We solved this with our cross-operator matchmaking network, which serves as a shared liquidity layer across our operators.
iGaming Times: You recently went live on the Elantil Marketplace. Does this signal a shift in your distribution strategy?
Desiree Dickerson: We are a startup, so we are exploring every distribution channel that gets our product to players and operators as quickly as possible. While our initial focus was on direct integrations, partnering with Elantil gives us accelerated access to high-quality operators and the opportunity to collaborate with one of the most forward-thinking teams in the industry. This is a strategic expansion of our distribution strategy to reach Tier 1s faster and more efficiently.
Player Psychology & Retention
iGaming Times: Traditional slots are a passive experience. Do you find that your games cannibalise the time-on-device of traditional slot players?
Desiree Dickerson: We actually see the opposite of cannibalisation. We experience new engagement from an underserved segment within some operator user bases.
Our games appeal to players who want a quick dose of head-to-head competition during moments when traditional content struggles to hold attention, like halftime or between slot sessions. Instead of pulling players away from slots or a sportsbook, we fill the engagement gaps the casino lobby or sportsbook homescreen do not currently serve.

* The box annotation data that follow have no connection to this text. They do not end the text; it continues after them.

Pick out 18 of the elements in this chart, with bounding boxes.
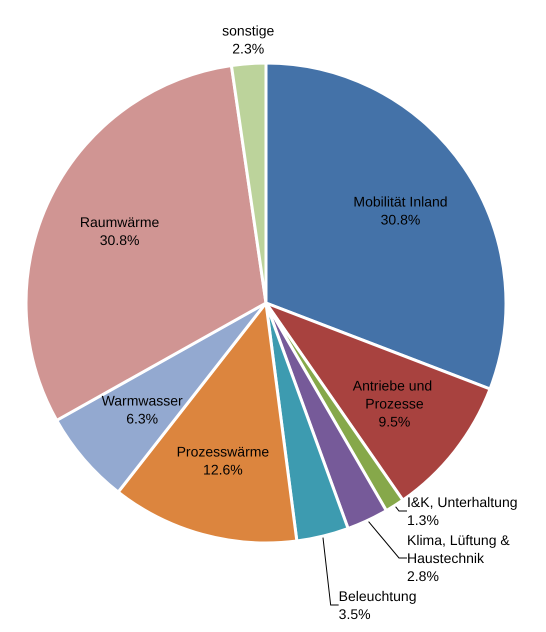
slice-label: I&K, Unterhaltung bbox=[407, 494, 518, 510]
data-label: 6.3% bbox=[126, 410, 158, 426]
slice-label: Beleuchtung bbox=[338, 588, 416, 604]
slice-label: Klima, Lüftung & Haustechnik bbox=[407, 532, 514, 566]
data-label: 30.8% bbox=[380, 212, 420, 228]
data-label: 2.8% bbox=[407, 568, 439, 584]
data-label: 2.3% bbox=[232, 40, 264, 57]
data-label: 30.8% bbox=[100, 232, 140, 248]
data-label: 3.5% bbox=[338, 606, 371, 622]
slice-label: Mobilität Inland bbox=[353, 194, 448, 210]
data-label: 1.3% bbox=[407, 512, 439, 528]
data-label: 9.5% bbox=[378, 414, 410, 430]
slice-label: Raumwärme bbox=[80, 214, 160, 230]
slice-label: Prozesswärme bbox=[176, 443, 270, 460]
slice-label: Antriebe und Prozesse bbox=[352, 378, 436, 412]
slice-label: Warmwasser bbox=[102, 392, 184, 408]
slice-label: sonstige bbox=[222, 22, 275, 39]
data-label: 12.6% bbox=[203, 461, 243, 478]
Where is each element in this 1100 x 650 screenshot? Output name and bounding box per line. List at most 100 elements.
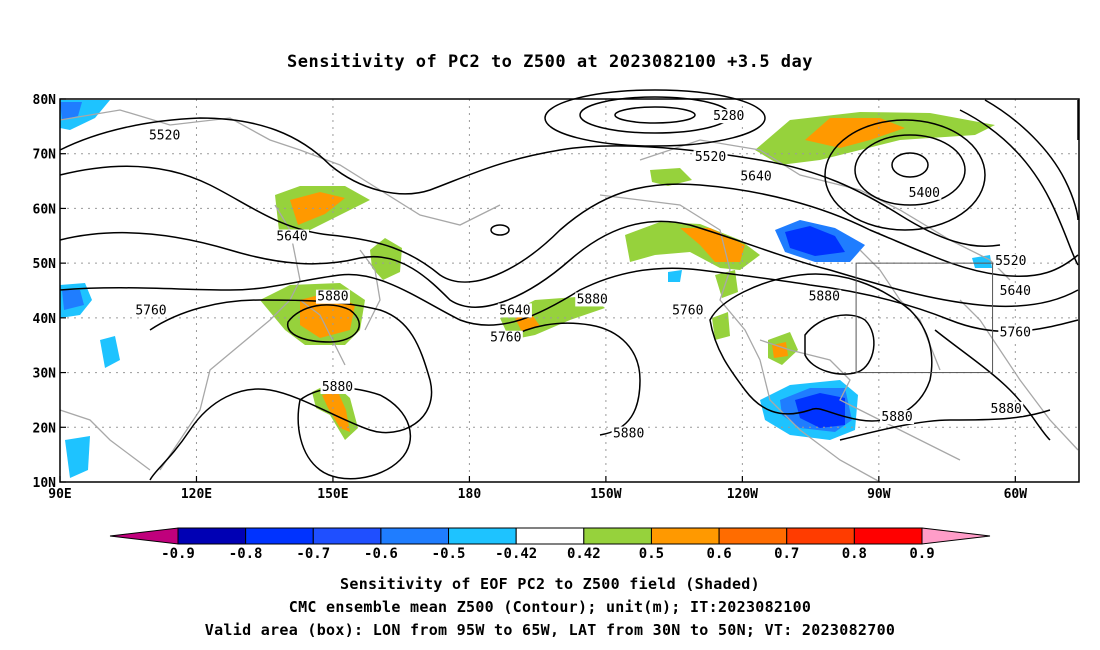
contour-label-bg	[998, 284, 1033, 299]
y-tick-label: 10N	[33, 476, 57, 491]
shade-negative	[100, 336, 120, 368]
shade-negative	[60, 102, 82, 120]
shade-positive	[755, 112, 995, 165]
grid-lines	[60, 99, 1079, 482]
contour-label-bg	[133, 303, 168, 318]
y-tick-label: 60N	[33, 202, 57, 217]
contour-label: 5640	[1000, 284, 1031, 299]
contour-label: 5400	[909, 186, 940, 201]
contour-label: 5640	[499, 303, 530, 318]
valid-area-box	[855, 262, 994, 374]
colorbar-label: -0.8	[229, 546, 263, 562]
shade-positive-core	[805, 118, 905, 148]
contour-label-bg	[907, 185, 942, 200]
contour-label-bg	[693, 150, 728, 165]
colorbar-swatch	[853, 527, 923, 545]
map-plot-area: 5520 5280 5520 5640 5400 5520 5640 5760 5880 5640…	[33, 89, 1080, 502]
shade-positive-core	[680, 228, 745, 262]
shade-negative-core	[795, 393, 845, 428]
colorbar-swatch	[515, 527, 585, 545]
contour-label: 5880	[881, 410, 912, 425]
colorbar-swatch	[583, 527, 652, 545]
contour-label-bg	[998, 325, 1033, 340]
chart-title: Sensitivity of PC2 to Z500 at 2023082100…	[287, 52, 813, 72]
contour-label: 5880	[613, 426, 644, 441]
colorbar-label: -0.7	[296, 546, 330, 562]
caption-line-3: Valid area (box): LON from 95W to 65W, L…	[205, 621, 895, 639]
contour-label: 5640	[276, 230, 307, 245]
shade-positive-core	[322, 392, 350, 432]
contour-label-bg	[315, 289, 350, 304]
colorbar-swatch	[786, 527, 855, 545]
colorbar-label: 0.7	[774, 546, 799, 562]
y-tick-label: 20N	[33, 421, 57, 436]
shade-negative	[972, 255, 992, 268]
colorbar-swatch	[380, 527, 450, 545]
contour-label: 5640	[740, 169, 771, 184]
y-tick-label: 30N	[33, 367, 57, 382]
coastlines	[59, 109, 1079, 483]
x-tick-label: 90E	[48, 487, 71, 502]
y-tick-label: 70N	[33, 148, 57, 163]
x-tick-label: 90W	[867, 487, 891, 502]
colorbar-high-arrow	[921, 527, 991, 545]
colorbar-swatch	[448, 527, 517, 545]
x-tick-label: 150E	[317, 487, 348, 502]
shade-negative	[65, 436, 90, 478]
contour-label-bg	[739, 169, 774, 184]
contour-label-bg	[711, 109, 746, 124]
colorbar-label: -0.5	[432, 546, 466, 562]
y-tick-label: 50N	[33, 257, 57, 272]
contour-label-bg	[497, 303, 532, 318]
caption-line-1: Sensitivity of EOF PC2 to Z500 field (Sh…	[340, 575, 760, 593]
contour-label: 5280	[713, 109, 744, 124]
shade-positive	[370, 238, 402, 280]
contour-label-bg	[488, 330, 523, 345]
contour-label-bg	[993, 254, 1028, 269]
contour-label: 5760	[1000, 325, 1031, 340]
contour-label-bg	[989, 401, 1024, 416]
shade-positive	[715, 270, 738, 298]
contour-label: 5760	[490, 331, 521, 346]
colorbar-label: -0.9	[161, 546, 195, 562]
x-tick-label: 120W	[727, 487, 758, 502]
colorbar-swatch	[650, 527, 720, 545]
colorbar-label: 0.5	[639, 546, 664, 562]
colorbar: -0.9 -0.8 -0.7 -0.6 -0.5 -0.42 0.42 0.5 0.6 0.7 0.…	[109, 527, 991, 562]
colorbar-swatch	[245, 527, 314, 545]
x-tick-label: 180	[458, 487, 482, 502]
colorbar-label: -0.42	[495, 546, 537, 562]
contour-label-bg	[611, 426, 646, 441]
sensitivity-shading	[60, 100, 995, 478]
contour-label: 5880	[809, 290, 840, 305]
x-tick-label: 60W	[1004, 487, 1028, 502]
shade-negative	[668, 270, 682, 282]
contour-label-bg	[575, 292, 610, 307]
colorbar-label: 0.9	[909, 546, 934, 562]
x-axis-ticks: 90E 120E 150E 180 150W 120W 90W 60W	[48, 476, 1027, 502]
contour-label: 5880	[577, 292, 608, 307]
shade-negative-core	[785, 226, 845, 256]
contour-label-bg	[807, 289, 842, 304]
contour-label: 5520	[695, 150, 726, 165]
contour-label: 5760	[672, 303, 703, 318]
caption-line-2: CMC ensemble mean Z500 (Contour); unit(m…	[289, 598, 812, 616]
contour-labels: 5520 5280 5520 5640 5400 5520 5640 5760 5880 5640…	[133, 109, 1033, 441]
contour-label-bg	[275, 229, 310, 244]
contour-label: 5520	[149, 128, 180, 143]
contour-label: 5760	[135, 303, 166, 318]
colorbar-label: 0.42	[567, 546, 601, 562]
y-axis-ticks: 10N 20N 30N 40N 50N 60N 70N 80N	[33, 93, 66, 491]
shade-negative	[62, 290, 84, 310]
contour-label: 5880	[317, 290, 348, 305]
x-tick-label: 150W	[590, 487, 621, 502]
colorbar-low-arrow	[109, 527, 179, 545]
colorbar-swatch	[177, 527, 247, 545]
x-tick-label: 120E	[181, 487, 212, 502]
y-tick-label: 80N	[33, 93, 57, 108]
contour-label-bg	[670, 303, 705, 318]
contour-label: 5880	[322, 380, 353, 395]
contour-label: 5520	[995, 254, 1026, 269]
contour-label: 5880	[991, 402, 1022, 417]
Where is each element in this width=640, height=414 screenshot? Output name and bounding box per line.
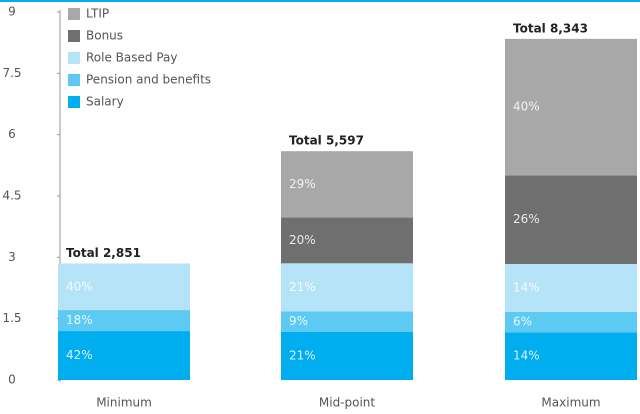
y-tick-label: 0 bbox=[8, 373, 16, 387]
segment-label: 21% bbox=[289, 280, 316, 294]
legend-label: Bonus bbox=[86, 29, 123, 43]
bar-segment bbox=[505, 38, 637, 176]
legend-label: Salary bbox=[86, 95, 124, 109]
legend-swatch bbox=[68, 52, 80, 64]
segment-label: 18% bbox=[66, 313, 93, 327]
total-label: Total 8,343 bbox=[513, 21, 588, 35]
total-label: Total 5,597 bbox=[289, 134, 364, 148]
y-tick-label: 7.5 bbox=[2, 66, 21, 80]
legend-label: Pension and benefits bbox=[86, 73, 211, 87]
bar-segment bbox=[281, 331, 413, 380]
segment-label: 40% bbox=[513, 100, 540, 114]
bar-segment bbox=[281, 151, 413, 218]
bar-segment bbox=[281, 217, 413, 264]
x-tick-label: Mid-point bbox=[319, 396, 376, 410]
bar-segment bbox=[58, 310, 190, 332]
x-tick-label: Maximum bbox=[541, 396, 600, 410]
bar-segment bbox=[505, 311, 637, 333]
bar-segment bbox=[505, 175, 637, 264]
segment-label: 21% bbox=[289, 348, 316, 362]
legend-swatch bbox=[68, 8, 80, 20]
segment-label: 26% bbox=[513, 212, 540, 226]
segment-label: 14% bbox=[513, 349, 540, 363]
bar-segment bbox=[281, 311, 413, 332]
legend-swatch bbox=[68, 30, 80, 42]
bar-segment bbox=[505, 263, 637, 312]
segment-label: 6% bbox=[513, 314, 532, 328]
bar-segment bbox=[58, 263, 190, 311]
y-tick-label: 4.5 bbox=[2, 189, 21, 203]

We do see more Gen Z and video game users interacting with our games. Those userbases are turned off by playing against the house, so they are more likely to engage in PvP, skill-based competition.
iGaming Times: How are you using social mechanics to create the "sticky" community effect that sportsbooks often lack?
Desiree Dickerson: Speed is always nice, but real stickiness comes from fair and balanced competition. Our matchmaking algorithm ensures players are paired with someone of a similar skill level. This protects new players from being thrown to the sharks and gives everyone a genuine chance to win, which is a better gaming experience for everyone.
On top of that foundation, we introduced leaderboards, round replays, and player stats that give users something to chase beyond a single round. In the next month or so we are rolling out recurring tournaments that create even more social engagement, keeping users coming back for bigger prizes.
Leadership & Vision
iGaming Times: Your career path spans the Department of Veterans Affairs, blockchain in Rwanda, and now iGaming. Is there a common philosophy that ties these together?
Desiree Dickerson: To be honest, at first thought I would say there is really no common thread tying my academic or professional experiences together outside of working on problems I find interesting.
But diving a bit deeper, I love fixing broken systems. At the VA, it was improving outdated tech organisations. In Rwanda, it was empowering women with financial tools they never had access to before. And in iGaming, it is about modernising how people compete and how operators engage and monetise those users. The industries are different, but the challenge is the same. It is all about finding inefficiencies, removing friction, and building systems that give people better outcomes.
iGaming Times: Looking at 2026, where does "Skill Gaming" go from here?
Desiree Dickerson: Skill gaming is only at the beginning of its growth curve. Next year, with the continued sweeps uncertainty and the normalisation of prediction markets, operators will be looking for compliant, high-engagement alternatives. Skill gaming naturally fills that gap, and we are focused on making THNDR the face of that movement. And we will.